We have the familiarity of Steve Dillon’s artwork, which harkens straight back to his past work with the character and world, but the particular quirks of Cloonan, who is best known as an artist but has a surprising depth of range as writer also. Marvel are hoping to hook readers in with something they know and can trust, meaning it’s up to Cloonan to prove that she can offer something unexpected (or at the very least interesting and stylish) to go over the top of each new page of artwork.
And you know, more than anything, this really feels like a Steve Dillon comic. Dillon’s had some impressive runs on some of the most noteworthy comics of the last few decades, including Preacher and, well, The Punisher – but the last few years haven’t felt so kind to him. The last I remember, he was doing one-shots for Marvel along with a run on Jason Aaron’s mostly-forgotten Incredible Hulk series of a few years back. That run wasn’t great, mainly because Dillon wasn’t the right person to draw a big green smash monster. Here, asked to draw scummy humans in dank offices once more, he shows that he’s still got a singular knack for constructing interaction.
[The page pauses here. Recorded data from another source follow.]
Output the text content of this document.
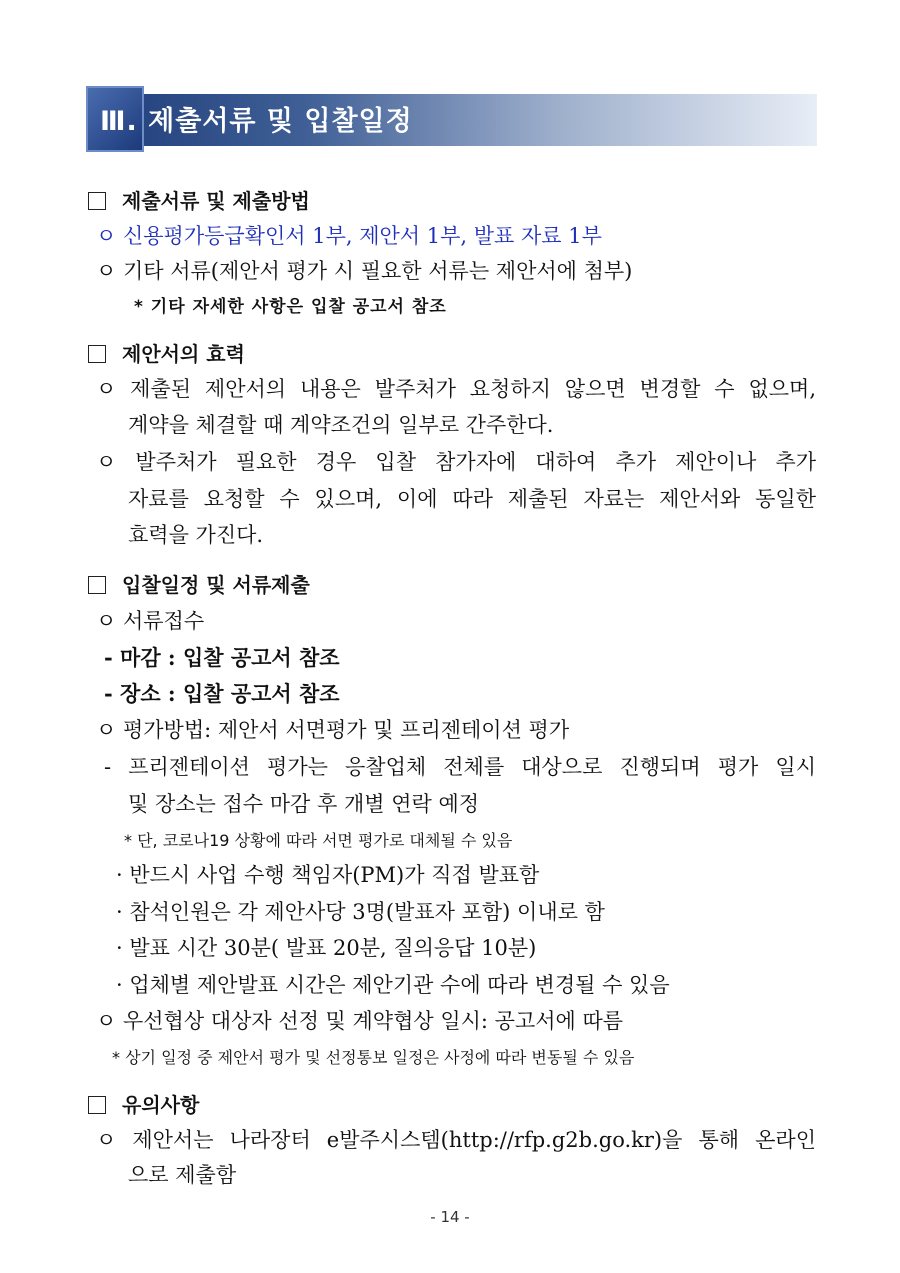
Ⅲ. 제출서류 및 입찰일정
제출서류 및 제출방법
ㅇ 신용평가등급확인서 1부, 제안서 1부, 발표 자료 1부
ㅇ 기타 서류(제안서 평가 시 필요한 서류는 제안서에 첨부)
* 기타 자세한 사항은 입찰 공고서 참조
제안서의 효력
ㅇ 제출된 제안서의 내용은 발주처가 요청하지 않으면 변경할 수 없으며,
계약을 체결할 때 계약조건의 일부로 간주한다.
ㅇ 발주처가 필요한 경우 입찰 참가자에 대하여 추가 제안이나 추가
자료를 요청할 수 있으며, 이에 따라 제출된 자료는 제안서와 동일한
효력을 가진다.
입찰일정 및 서류제출
ㅇ 서류접수
- 마감 : 입찰 공고서 참조
- 장소 : 입찰 공고서 참조
ㅇ 평가방법: 제안서 서면평가 및 프리젠테이션 평가
- 프리젠테이션 평가는 응찰업체 전체를 대상으로 진행되며 평가 일시
및 장소는 접수 마감 후 개별 연락 예정
* 단, 코로나19 상황에 따라 서면 평가로 대체될 수 있음
· 반드시 사업 수행 책임자(PM)가 직접 발표함
· 참석인원은 각 제안사당 3명(발표자 포함) 이내로 함
· 발표 시간 30분( 발표 20분, 질의응답 10분)
· 업체별 제안발표 시간은 제안기관 수에 따라 변경될 수 있음
ㅇ 우선협상 대상자 선정 및 계약협상 일시: 공고서에 따름
* 상기 일정 중 제안서 평가 및 선정통보 일정은 사정에 따라 변동될 수 있음
유의사항
ㅇ 제안서는 나라장터 e발주시스템(http://rfp.g2b.go.kr)을 통해 온라인
으로 제출함
- 14 -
Not just in the fight scene which comes in towards the end of the issue – although it is a striking sequence, filled with black humour as at several points he leads you straight through Frank’s thought process. On one page you see him impale someone through the chest with a metal pole, before Dillon pulls away to show an aerial view which places that pole directly in-line with a electricity box. Dillon puts the box at the top of the panel, so you see it first, before showing at the bottom of the panel that Punisher is having the exact same thought we have – and is already lining up to push the pole into the voltage, and electrocute the guy.
Little touches like that show off Dillon’s ability to be bleak and brilliant in one go, but you also get to see him demonstrate this in the conversational scenes. Of course, he’s collaborating with an artist on this one, so who knows how much is Dillon and how much is Cloonan. But he also seems to have more facial references nowadays than in, say, his time on Preacher. A few women are in this one, and they have different facial structure from one another, which I see as a positive development from some of his prior comics.
One thing I really noticed this issue is that Dillon rarely leaves a blank background. Even when a panel simply shows someone standing in front of a wall, Dillon puts a cobweb in the corner, or a crack in the paintwork. He draws puddles of damp on the floor and dust and dirt. There’s something in each panel, in a way which reinforces the tone without distracting from the characters themselves.
Frank Martin’s colouring in the conversational scenes also helps to strengthen this feel of setting, using dull beiges and browns and greens to make it look like a paint chart. In contrast, the fight scene seems overly bright to me, the startling orange and yellow of the opening explosion carrying on to make the scene seem vibrant and bold – but in a way which makes the comic feel like it’s suddenly veered into being a Marvel superhero title, rather than some street-level crime series.
It’s a little too much, backing up the ridiculous hyper-violence but also making it feel less weighty, and diluting the impact of the fight itself.
Because yes, Cloonan’s script is carefully ridiculous as it continues on, with the fight taking a weird left-turn partway through where one of the combatants suddenly starts taking drugs and turns into a Fury Road-esque insano. What was heartening though was how disposable Cloonan was willing to make these enemies. Whilst Frank has returned once more to being a barely-syllabic force of nature, Cloonan’s taking the tactic of giving his enemies crazed dialogue and mental quirks that helps give the series a bit of dazzle. About ten characters get introduced, and maybe four of them are still standing by the time the issue ends, which is a good way to get the attention in a debut issue.
It’s not what I was expecting from Cloonan in terms of style, but then again I doubt that the oblique poetry of The Mire would be perhaps the best fit for The Punisher and co. What we have is the start of a promising run – one which doesn’t offer much new to the concept of The Punisher, but does at least build on established ideas which we know work and entertain. The core of the series feels very similar to past runs with the character and conceit: the entertainment will likely come from the bizarre flourishes which the creative team will bring out around the edges, as decoration.